The B.O.P. has lost decisions challenging its policy on denying successful candidates for the year reduction, based on their being enhanced two levels for possessing a firearm in the underlying conduct. However, most recently in the District Court for the Western District of Wisconsin, Hon. Barbara Crabb was presented with an APA claim, challenging the B.O.P. policy itself. Having already granted the relief at page 14 of her decision, she then proceeded with the APA claim. Initially the B.O.P. attempted to evade APA requirement by alleging their policy merely interpreted the statute. The Court opined in opposite and held that the policy far exceeded the strict statutory language and expanded the meaning and intent, becoming legislative in nature. Finding the policy to be as such, she then employed the two pronged Chevron test in determining the B.O.P. policy's application to the statute §3621.

The Court found a conflict, in that the statute, which supersedes any policy, was created for nonviolent offenders and the B.O.P. lacked any authority in defining a "crime of violence," which are statutorily defined already. The B.O.P. urged the Court that because the defendant received a two point enhancement, that his crime was tantamount to a crime of violence. Such interpretations by the B.O.P. are common, as the B.O.P. attempts to curtail efforts of prisoners to gain their release, in this instance the year off. The Court, in closing held the policy "null and void" as it failed to comport with the APA. (see Schmitz -v- Pitzer, Case No.97-CV-240C). The government refuses to appeal.

Before readers begin an onslaught of filings seeking relief on the Schmitz decision, beware that this decision applies only to him or to similarly situated prisoners in her geographical district.

There is a secondary tool available for use in the struggle with the B.O.P. In accord with the Federal Rules of Appellate Procedure, FRAP, Rule 15(a), a "petition for review of an agency decision or rule." Such a pleading is filed under Title 5 U.S.C. §551 et. seq., to the Court of Appeals, directly. They are not filed in any district court! This writer suggests such filings be had in the U.S. Court of Appeals, District of Columbia Circuit, under 28 U.S.C. §1332, diversity of citizenship. This hits the B.O.P. on home turf. Any decision rendered in that scenario, would effect bureau-wide, not fragmented like district court cases. There are at least two such challenges now pending in the court. One challenging forfeiture of good time for old law offenders, by policy and the other seeking mortality of the Financial Responsibility Program, the FRP. In pleadings, both of which seek declaratory relief under 5 U.S.C. §702, the B.O.P. would be mandated to comport with APA requirements before enacting policy.

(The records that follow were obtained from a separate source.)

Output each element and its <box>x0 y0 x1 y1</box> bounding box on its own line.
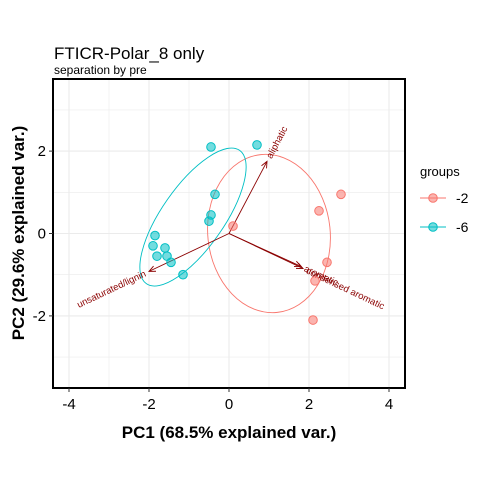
point--6 <box>160 243 170 253</box>
y-tick-label: -2 <box>33 308 46 325</box>
y-axis-label: PC2 (29.6% explained var.) <box>9 126 28 341</box>
data-points <box>148 140 346 325</box>
legend-label: -2 <box>456 190 469 206</box>
point--6 <box>204 216 214 226</box>
point--6 <box>178 269 188 280</box>
y-tick-label: 2 <box>38 143 46 160</box>
chart-subtitle: separation by pre <box>54 63 147 77</box>
point--2 <box>228 221 238 231</box>
confidence-ellipses <box>139 147 331 314</box>
x-tick-label: -2 <box>142 396 155 413</box>
point--2 <box>310 276 320 286</box>
vector-arrow <box>228 161 268 234</box>
point--6 <box>152 251 162 261</box>
vector-arrow <box>228 233 304 269</box>
point--6 <box>150 230 160 241</box>
vector-arrowhead <box>148 265 157 272</box>
chart-title: FTICR-Polar_8 only <box>54 44 205 63</box>
point--6 <box>210 189 220 200</box>
point--6 <box>148 241 158 251</box>
point--6 <box>166 257 176 268</box>
x-tick-label: 0 <box>225 396 233 413</box>
legend-key-point <box>428 193 438 203</box>
point--6 <box>252 140 262 150</box>
legend-label: -6 <box>456 219 469 235</box>
x-axis-label: PC1 (68.5% explained var.) <box>122 423 337 442</box>
point--2 <box>314 206 324 216</box>
y-tick-label: 0 <box>38 226 46 243</box>
axis-ticks: -4 -2 0 2 4 -2 0 2 <box>33 143 394 413</box>
vector-arrowhead <box>295 262 304 269</box>
legend-title: groups <box>420 164 460 179</box>
x-tick-label: 2 <box>305 396 313 413</box>
point--2 <box>308 315 318 325</box>
point--2 <box>336 189 346 200</box>
plot-grid <box>53 79 405 388</box>
x-tick-label: -4 <box>62 396 75 413</box>
x-tick-label: 4 <box>385 396 393 413</box>
point--2 <box>322 257 332 268</box>
legend: groups -2 -6 <box>420 164 469 235</box>
point--6 <box>206 142 216 152</box>
vector-arrow <box>148 233 230 272</box>
ellipse--2 <box>207 153 331 314</box>
vector-arrowhead <box>261 160 268 169</box>
ellipse--6 <box>139 147 247 287</box>
legend-key-point <box>428 222 438 232</box>
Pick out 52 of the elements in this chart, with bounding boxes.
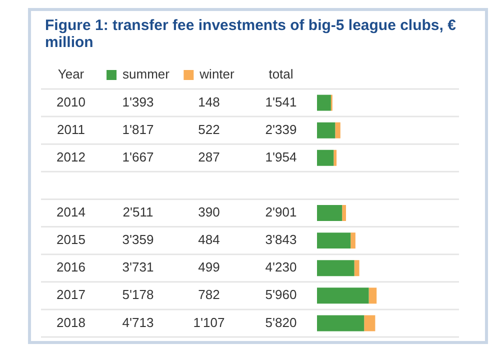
y-tick-label: 2010 (56, 94, 86, 110)
data-label: 287 (198, 149, 220, 164)
data-label: 2'511 (122, 204, 154, 220)
data-label: 782 (198, 287, 220, 302)
data-label: 390 (198, 204, 220, 220)
bar (350, 232, 356, 249)
total-label: 2'901 (265, 204, 297, 220)
total-label: 2'339 (265, 122, 297, 137)
data-label: 522 (198, 122, 220, 137)
y-tick-label: 2018 (56, 314, 86, 330)
total-label: 1'541 (265, 94, 297, 110)
data-label: 499 (198, 260, 220, 275)
data-label: 484 (198, 232, 220, 248)
data-label: 1'393 (122, 94, 154, 110)
bar (317, 150, 334, 166)
bar (317, 315, 364, 332)
total-label: 3'843 (265, 232, 297, 248)
chart-title: Figure 1: transfer fee investments of big-5 league clubs, € million (44, 16, 457, 53)
data-label: 1'107 (193, 314, 225, 330)
y-tick-label: 2011 (57, 122, 85, 137)
bar (317, 288, 369, 304)
bar (364, 315, 376, 332)
legend-label: winter (198, 66, 236, 82)
bar (354, 260, 360, 276)
bar (317, 260, 354, 276)
bar (342, 205, 346, 221)
bar (317, 94, 331, 111)
data-label: 4'713 (122, 314, 154, 330)
y-tick-label: 2015 (56, 232, 86, 248)
y-tick-label: 2012 (56, 149, 86, 164)
text: total (268, 66, 294, 82)
bar (317, 232, 351, 249)
total-label: 1'954 (265, 149, 297, 164)
bar (335, 122, 340, 138)
data-label: 148 (198, 94, 220, 110)
total-label: 5'960 (265, 287, 297, 302)
bar (317, 122, 336, 138)
bar (317, 205, 342, 221)
y-tick-label: 2016 (56, 260, 86, 275)
data-label: 5'178 (122, 287, 154, 302)
y-tick-label: 2017 (56, 287, 86, 302)
y-tick-label: 2014 (56, 204, 86, 220)
total-label: 4'230 (265, 260, 297, 275)
y-axis-title: Year (58, 66, 85, 82)
data-label: 1'667 (122, 149, 154, 164)
bar (368, 288, 377, 304)
data-label: 3'359 (122, 232, 154, 248)
data-label: 3'731 (122, 260, 154, 275)
total-label: 5'820 (265, 314, 297, 330)
bar (334, 150, 337, 166)
legend-label: summer (122, 66, 170, 82)
data-label: 1'817 (122, 122, 154, 137)
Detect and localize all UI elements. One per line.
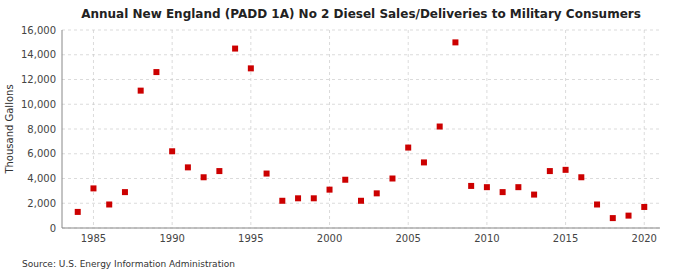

The APA, coupled with FRAP, Rule 15(a), combine to become extremely effective tools of leverage to force the B.O.P. to adhere to statutory mandates, not passing rules to whim. When prisoners learn the APA, which took this writer a long while, without the help of anyone else, you realize in a bright-light fashion, the chink in the B.O.P. armor. As Judge Crabb recently realized, the B.O.P. has little concern for rules and regulations itself, as she reversed a prior ruling and invited that petitioner to return to her Court and would now grant him relief. She wasn't aware of how the B.O.P. worked intrinsically, in such regard.

Although the APA journey will seem arduous at first, I cannot stress enough the importance of arming yourself with this weapon when you battle the likes of the B.O.P. There are hundreds of administrative agencies, like the U.S. Parole Commission, Immigration and Naturalization Service or even the Dept. of Justice. The cutting edge of the APA can find the heart of any agency ruling or decision. I urge every reader to properly arm himself with this armor-piercing weapon and hold agencies to task when creating policy which continues confinement.